I ordered this 5ft dragbrush from R&R Products ahead of my leveling project this weekend, and I am very pleased with its performance. It is marketed for brushing top dressings, dew and worm cast removal, grass grooming and ground clearance.

I was looking for something a little less aggressive than my drag mat. The mat does a great job at smoothing the sand and working it down into the canopy, but my experience has been that it traumatizes the turf a bit. Another problem I was having with the drag mat was its tendency to actually pull sand out of my irrigation trenches that haven't grown over when I crossed them on a perpendicular path. It's tough to explain, but the steel mesh would sag a little down into the trench and scrape out some sand with each pass.

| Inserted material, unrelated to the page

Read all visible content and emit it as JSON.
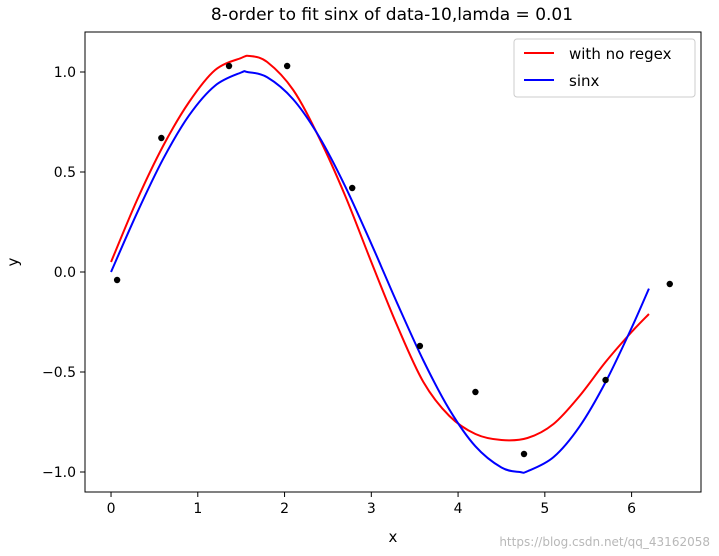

The broom head is nice and heavy - much heavier than a shop broom, so it doesn't just float on top of the sand. The handle angle is adjustable, so you can set it to where the broom has good contact with the ground at whatever height you're comfortable pulling it from.

I went pretty heavy with the sand this time around, so I still used the drag mat, but I finished everything with this broom. It gave everything a nice smooth finish, and was easier to work into corners than the drag mat. I plan to continue using the broom to touch things up until the grass fills back in completely (footprints, erosion from rain, etc.).

They are available in 4ft, 5ft, and 6ft widths.


----------



## dfw_pilot (Jan 28, 2017)

Looks boss, Ware! So, you pull it, or do you push it like a shop broom, or both?


----------



## Ware (Jan 28, 2017)

Pull (drag).


----------



## Redtenchu (Jan 28, 2017)

That's awesome, had no idea they came so big...


----------



## atc4usmc (Apr 1, 2017)

Insert funny "she said" joke here RED!

:lol:


----------



## GrassDaddy (Mar 21, 2017)

lol

a lawn guy on Instagram stripes with a broom like that lol


----------